Job Openings Rise in October, Casting Wisdom of Fed Cuts Into Doubt

Jerome Powell, chairman of the US Federal Reserve, during a conversation on the economic o
helby Tauber/Bloomberg via Getty Images

The U.S. labor market showed signs of stabilization in October, with job openings climbing and the number of workers voluntarily leaving their positions reaching its highest point in five months, according to data released by the Labor Department on Tuesday.

Job openings rose to 7.74 million, up from 7.37 million in September, the monthly Job Openings and Labor Turnover Survey—or JOLTS—showed. This exceeded expectations for 7.49 million and was higher than even the most bullish estimates included in the Econoday survey of analysts.

The increase in job openings was driven by gains in professional services and the hospitality industry, particularly in hotels and restaurants. There was also substantial growth in information job openings.

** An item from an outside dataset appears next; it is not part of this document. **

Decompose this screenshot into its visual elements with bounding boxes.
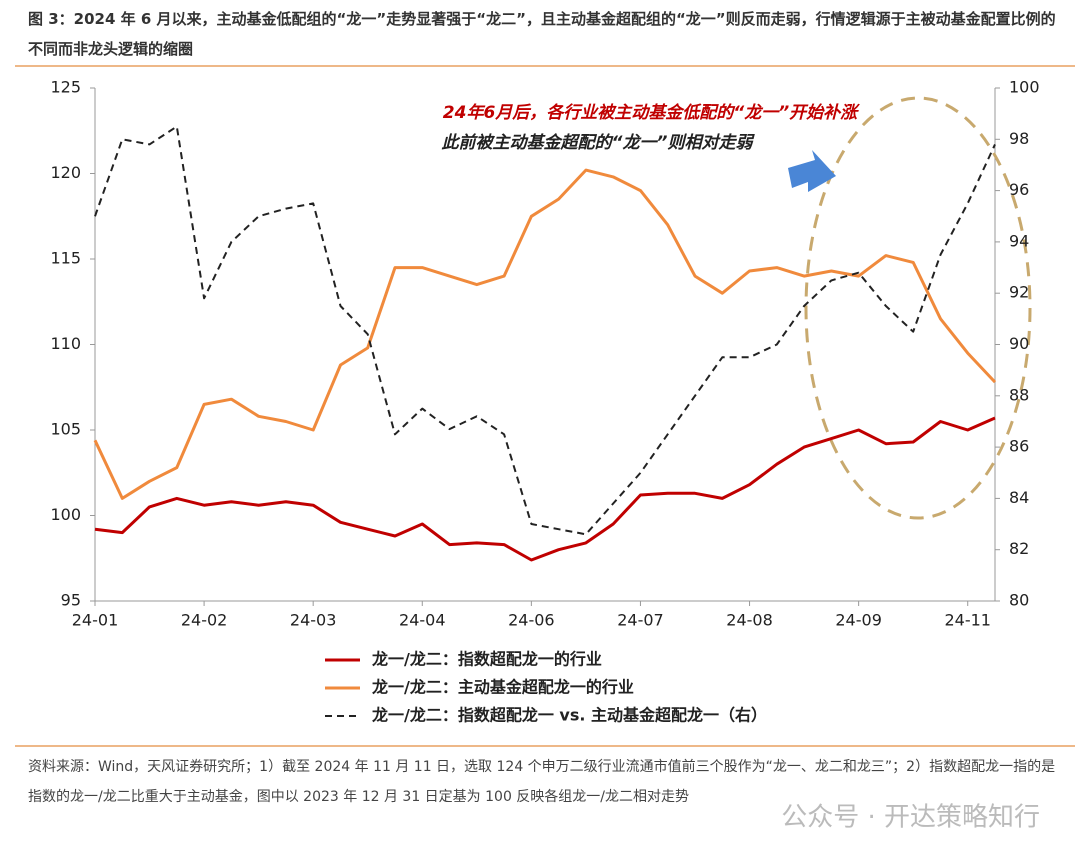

Despite the overall gains, manufacturing job openings contracted for both durable goods and nondurables. Construction vacancies also fell. Wholesale trade jobs fell and retail trade jobs were nearly unchanged.

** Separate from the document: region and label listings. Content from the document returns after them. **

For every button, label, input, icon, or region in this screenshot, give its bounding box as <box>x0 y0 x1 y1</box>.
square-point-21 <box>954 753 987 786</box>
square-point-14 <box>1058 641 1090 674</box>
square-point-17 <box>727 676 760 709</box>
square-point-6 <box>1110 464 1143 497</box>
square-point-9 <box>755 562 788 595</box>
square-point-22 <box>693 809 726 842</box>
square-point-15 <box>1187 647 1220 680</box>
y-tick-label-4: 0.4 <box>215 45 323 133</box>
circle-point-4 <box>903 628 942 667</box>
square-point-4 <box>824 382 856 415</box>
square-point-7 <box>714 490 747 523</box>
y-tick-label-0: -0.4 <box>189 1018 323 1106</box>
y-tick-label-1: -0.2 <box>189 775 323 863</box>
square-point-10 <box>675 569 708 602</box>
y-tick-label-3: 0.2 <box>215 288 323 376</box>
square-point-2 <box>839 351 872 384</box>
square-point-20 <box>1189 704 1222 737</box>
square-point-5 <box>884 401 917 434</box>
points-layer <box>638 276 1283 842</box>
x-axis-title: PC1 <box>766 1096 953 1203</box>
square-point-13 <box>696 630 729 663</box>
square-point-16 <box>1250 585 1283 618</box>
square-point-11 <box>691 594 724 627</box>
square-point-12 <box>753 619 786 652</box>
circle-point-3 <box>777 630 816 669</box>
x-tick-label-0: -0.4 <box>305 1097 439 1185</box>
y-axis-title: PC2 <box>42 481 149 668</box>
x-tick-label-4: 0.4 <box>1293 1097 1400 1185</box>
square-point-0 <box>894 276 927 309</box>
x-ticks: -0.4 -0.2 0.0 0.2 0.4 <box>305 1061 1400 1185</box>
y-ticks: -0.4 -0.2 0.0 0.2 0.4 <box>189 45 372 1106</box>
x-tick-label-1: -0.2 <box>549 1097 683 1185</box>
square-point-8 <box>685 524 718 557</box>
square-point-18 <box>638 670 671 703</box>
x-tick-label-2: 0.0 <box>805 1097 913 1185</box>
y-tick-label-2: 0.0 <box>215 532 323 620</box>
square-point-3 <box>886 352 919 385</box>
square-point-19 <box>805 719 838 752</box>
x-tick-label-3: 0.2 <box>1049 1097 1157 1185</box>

Government openings were mixed, with a rise in state and local openings nearly offset by a decline in federal government openings.

Meanwhile, the number of workers quitting their jobs—a metric often seen as a sign of confidence in the job market—rose by 200,000 to 3.3 million. This marks the highest level since May. The hospitality sector, where job-switching is common, accounted for much of the increase in quits, as workers moved between employers within the industry.

Layoffs remained near historic lows, underscoring a relatively stable employment environment despite ongoing economic uncertainties.

While job openings have decreased significantly from their peak of 12 million in 2022, when businesses were scrambling to hire workers in the aftermath of pandemic-induced disruptions, they remain well above pre-pandemic levels. The unemployment rate, which has hovered near historical lows, suggests that labor demand continues to align with workforce growth. Similarly, weekly jobless claims have remained very low, indicating employers are holding on to the workforce they currently have.

The high level of voluntary quits further reflects a labor market in which workers feel confident about their prospects, indicating that many believe they can secure better positions or pay elsewhere.

As the Federal Reserve assesses economic data for signs of cooling in the labor market to combat inflation, the October figures suggest that the job market remains resilient, providing support for continued economic expansion. The figures call into question the need for further rate cuts from the Fed and cast doubt on the wisdom of the rate cuts in September and November.